The team is now asking whether specific drugs that reduce detyrosination can make diseased heart muscle beat stronger. They have tested this in mice and it works as predicted. Their next step is moving on to human diseased heart cells.
Coauthors are Patrick Robison, Matthew A. Caporizzo, Hossein Ahmadzade, Alexey I. Bogush, and Christina Yingxian Chen, all from Penn.

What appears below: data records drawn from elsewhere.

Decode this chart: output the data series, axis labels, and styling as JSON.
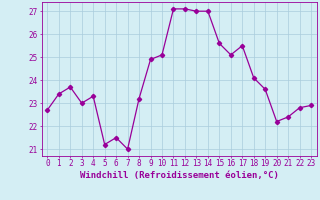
{
  "x": [
    0,
    1,
    2,
    3,
    4,
    5,
    6,
    7,
    8,
    9,
    10,
    11,
    12,
    13,
    14,
    15,
    16,
    17,
    18,
    19,
    20,
    21,
    22,
    23
  ],
  "y": [
    22.7,
    23.4,
    23.7,
    23.0,
    23.3,
    21.2,
    21.5,
    21.0,
    23.2,
    24.9,
    25.1,
    27.1,
    27.1,
    27.0,
    27.0,
    25.6,
    25.1,
    25.5,
    24.1,
    23.6,
    22.2,
    22.4,
    22.8,
    22.9
  ],
  "line_color": "#990099",
  "marker": "D",
  "markersize": 2.2,
  "linewidth": 0.9,
  "xlabel": "Windchill (Refroidissement éolien,°C)",
  "xlabel_fontsize": 6.5,
  "ylabel_ticks": [
    21,
    22,
    23,
    24,
    25,
    26,
    27
  ],
  "xlim": [
    -0.5,
    23.5
  ],
  "ylim": [
    20.7,
    27.4
  ],
  "bg_color": "#d4eef4",
  "grid_color": "#aaccdd",
  "tick_color": "#990099",
  "tick_fontsize": 5.5,
  "figure_bg": "#d4eef4"
}
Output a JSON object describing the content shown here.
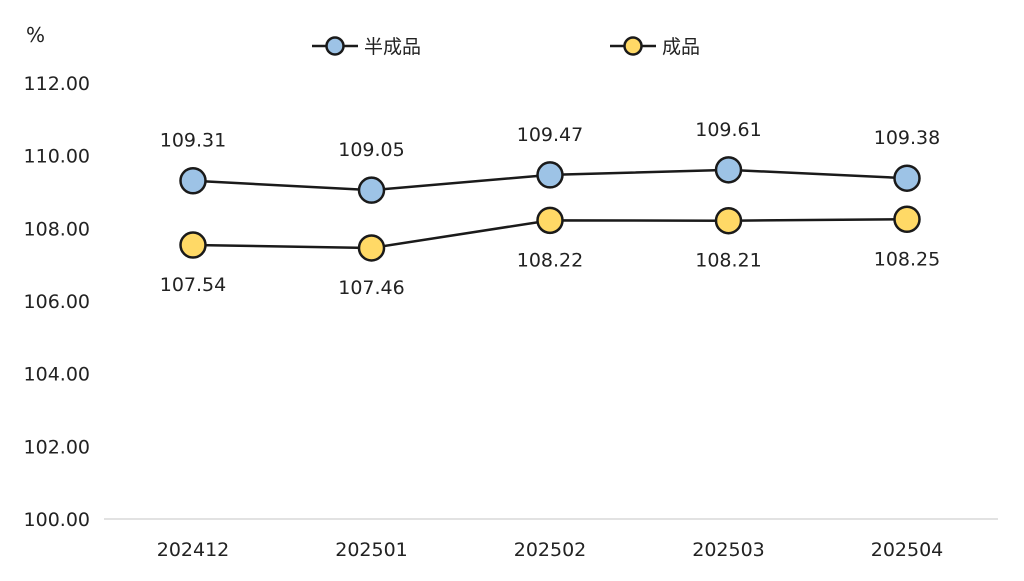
{
  "chart_data": {
    "type": "line",
    "ylabel": "%",
    "ylim": [
      100,
      112
    ],
    "yticks": [
      "100.00",
      "102.00",
      "104.00",
      "106.00",
      "108.00",
      "110.00",
      "112.00"
    ],
    "categories": [
      "202412",
      "202501",
      "202502",
      "202503",
      "202504"
    ],
    "legend_position": "top",
    "grid": false,
    "series": [
      {
        "name": "半成品",
        "values": [
          109.31,
          109.05,
          109.47,
          109.61,
          109.38
        ],
        "labels": [
          "109.31",
          "109.05",
          "109.47",
          "109.61",
          "109.38"
        ],
        "color": "#9dc3e6",
        "label_position": "above"
      },
      {
        "name": "成品",
        "values": [
          107.54,
          107.46,
          108.22,
          108.21,
          108.25
        ],
        "labels": [
          "107.54",
          "107.46",
          "108.22",
          "108.21",
          "108.25"
        ],
        "color": "#ffd966",
        "label_position": "below"
      }
    ],
    "line_color": "#1a1a1a",
    "axis_color": "#d9d9d9"
  }
}
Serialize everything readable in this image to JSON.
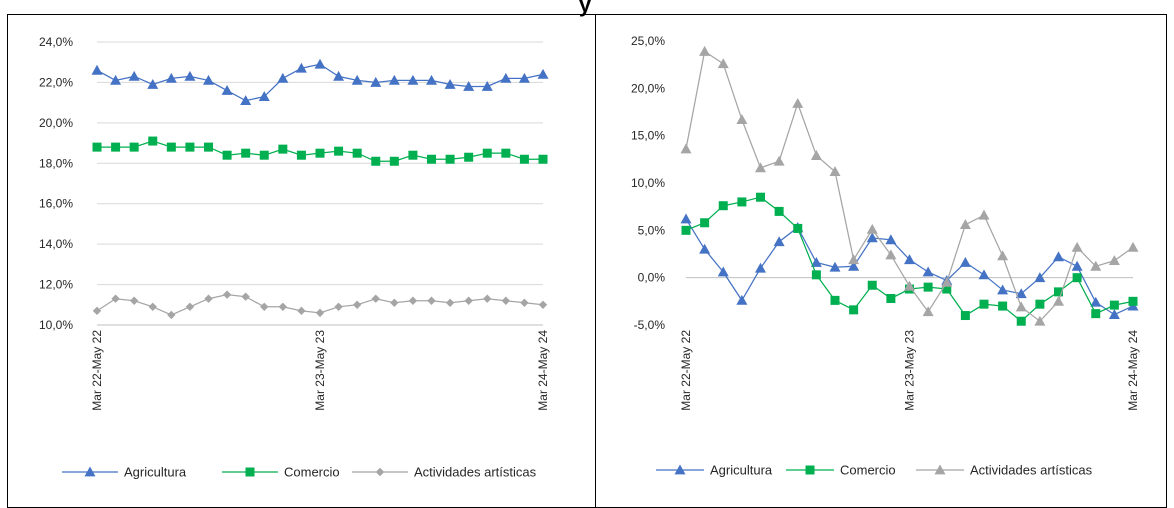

This work was supported by funding from the National Institutes of Health NIAMS (T32AR053461-09), NHLBI (T32HL007954, R00-HL114879, HL089847 HL105993), the National Science Foundation (DMR08-32802, DMR09-07493, CMMI-1312392), and the National Institute of Biomedical Imaging and Bioengineering (R01EB017753).
Penn Medicine is one of the world's leading academic medical centers, dedicated to the related missions of medical education, biomedical research, and excellence in patient care. Penn Medicine consists of the Raymond and Ruth Perelman School of Medicine at the University of Pennsylvania (founded in 1765 as the nation's first medical school) and the University of Pennsylvania Health System, which together form a $6.7 billion enterprise.
The Perelman School of Medicine has been ranked among the top five medical schools in the United States for the past 20 years, according to U.S. News & World Report's survey of research-oriented medical schools. The School is consistently among the nation's top recipients of funding from the National Institutes of Health, with $392 million awarded in the 2016 fiscal year.
The University of Pennsylvania Health System's patient care facilities include: The Hospital of the University of Pennsylvania and Penn Presbyterian Medical Center -- which are recognized as one of the nation's top "Honor Roll" hospitals by U.S. News & World Report -- Chester County Hospital; Lancaster General Health; Penn Wissahickon Hospice; and Pennsylvania Hospital -- the nation's first hospital, founded in 1751. Additional affiliated inpatient care facilities and services throughout the Philadelphia region include Good Shepherd Penn Partners, a partnership between Good Shepherd Rehabilitation Network and Penn Medicine.
Penn Medicine is committed to improving lives and health through a variety of community-based programs and activities. In fiscal year 2016, Penn Medicine provided $393 million to benefit our community.